New Books we Recommend: AKA Marion Nestle is Amazing!
I've just about finished updating our "Books we Reccomend" section and suddenly had to stop and quickly write a few words about Marion Nestle and her website Food Politics. While we here at the RFC are usually speaking from a position outside of our greater food system, Nestle has been working for decades to improve that system from within. A prolific writer and outlandishly informed and insightful educator on the topic of our food system, Nestle seems to cover all the angles with such enthusiasm and charm it's hard not to sit up and pay attention.

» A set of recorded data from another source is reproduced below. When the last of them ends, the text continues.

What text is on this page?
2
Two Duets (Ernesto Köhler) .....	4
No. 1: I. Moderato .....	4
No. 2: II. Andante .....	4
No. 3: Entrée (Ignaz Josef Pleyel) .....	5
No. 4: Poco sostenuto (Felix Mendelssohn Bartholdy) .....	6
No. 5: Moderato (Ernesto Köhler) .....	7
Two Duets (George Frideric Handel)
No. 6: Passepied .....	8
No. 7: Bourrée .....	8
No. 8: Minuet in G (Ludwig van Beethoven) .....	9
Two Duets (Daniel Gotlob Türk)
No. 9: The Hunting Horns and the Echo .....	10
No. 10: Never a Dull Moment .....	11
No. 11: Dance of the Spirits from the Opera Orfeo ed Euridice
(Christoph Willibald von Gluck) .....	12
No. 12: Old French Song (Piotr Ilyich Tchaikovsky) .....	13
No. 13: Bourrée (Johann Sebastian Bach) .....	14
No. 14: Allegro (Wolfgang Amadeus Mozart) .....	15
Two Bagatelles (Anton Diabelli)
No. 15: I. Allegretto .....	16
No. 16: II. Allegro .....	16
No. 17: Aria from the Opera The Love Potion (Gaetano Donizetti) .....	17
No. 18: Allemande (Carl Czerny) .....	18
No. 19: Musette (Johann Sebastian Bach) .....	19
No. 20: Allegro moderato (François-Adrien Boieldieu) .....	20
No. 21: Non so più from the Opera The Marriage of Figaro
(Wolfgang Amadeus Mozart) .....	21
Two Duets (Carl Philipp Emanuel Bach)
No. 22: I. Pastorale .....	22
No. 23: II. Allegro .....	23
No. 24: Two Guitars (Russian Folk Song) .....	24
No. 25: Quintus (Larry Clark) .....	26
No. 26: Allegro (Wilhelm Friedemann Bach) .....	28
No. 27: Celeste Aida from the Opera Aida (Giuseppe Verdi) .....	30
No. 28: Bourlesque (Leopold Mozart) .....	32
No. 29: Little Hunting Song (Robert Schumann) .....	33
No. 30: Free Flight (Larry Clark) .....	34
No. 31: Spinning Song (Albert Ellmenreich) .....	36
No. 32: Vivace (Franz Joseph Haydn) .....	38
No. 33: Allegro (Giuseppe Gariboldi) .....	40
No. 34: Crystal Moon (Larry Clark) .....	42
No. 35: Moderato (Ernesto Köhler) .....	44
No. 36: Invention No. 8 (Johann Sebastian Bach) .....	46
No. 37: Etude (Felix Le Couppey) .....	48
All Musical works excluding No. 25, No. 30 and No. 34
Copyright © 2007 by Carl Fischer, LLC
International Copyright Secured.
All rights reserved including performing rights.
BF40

Her book on the pet food industry and what it says about our food system, Pet Food Politics: The Chihuahua in the Coal Mine is on my reading list. A passage from her site states that "The story told in Pet Food Politics demonstrates how food for people, farm animals, and pets is really much the same. We only have one food system. A safety problem in any part of it affects food for all. The pet food recalls should have warned us all that the food safety system needed fixing, and right away. The peanut butter recalls of 2009 show what what happens when such warnings go unheeded."
Nestle's Books include Food Politics: How the Food Industry Influences Nutrition and Health. The website includes reviews of the text from the likes of Julia Child who stated that “In this fascinating book we learn how powerful, intrusive, influential, and invasive big industry is and how alert we must constantly be to prevent it from influencing not only our own personal nutritional choices, but those of our government agencies. Marion Nestle has presented us with a courageous and masterful exposé.”
Even if you don't read her books you should check out her blog. I just picked up more than a few great bits of information in a matter of minutes Including news of chef Jamie Oliver's upcoming T.V. show depicting his attempt to overhaul the food in one notoriously unhealthy West Virgina public School.
Nestle, who is speaking today in D.C. at the USDA also has an updated eddition of her 2003 book Safe Food coming out this spring.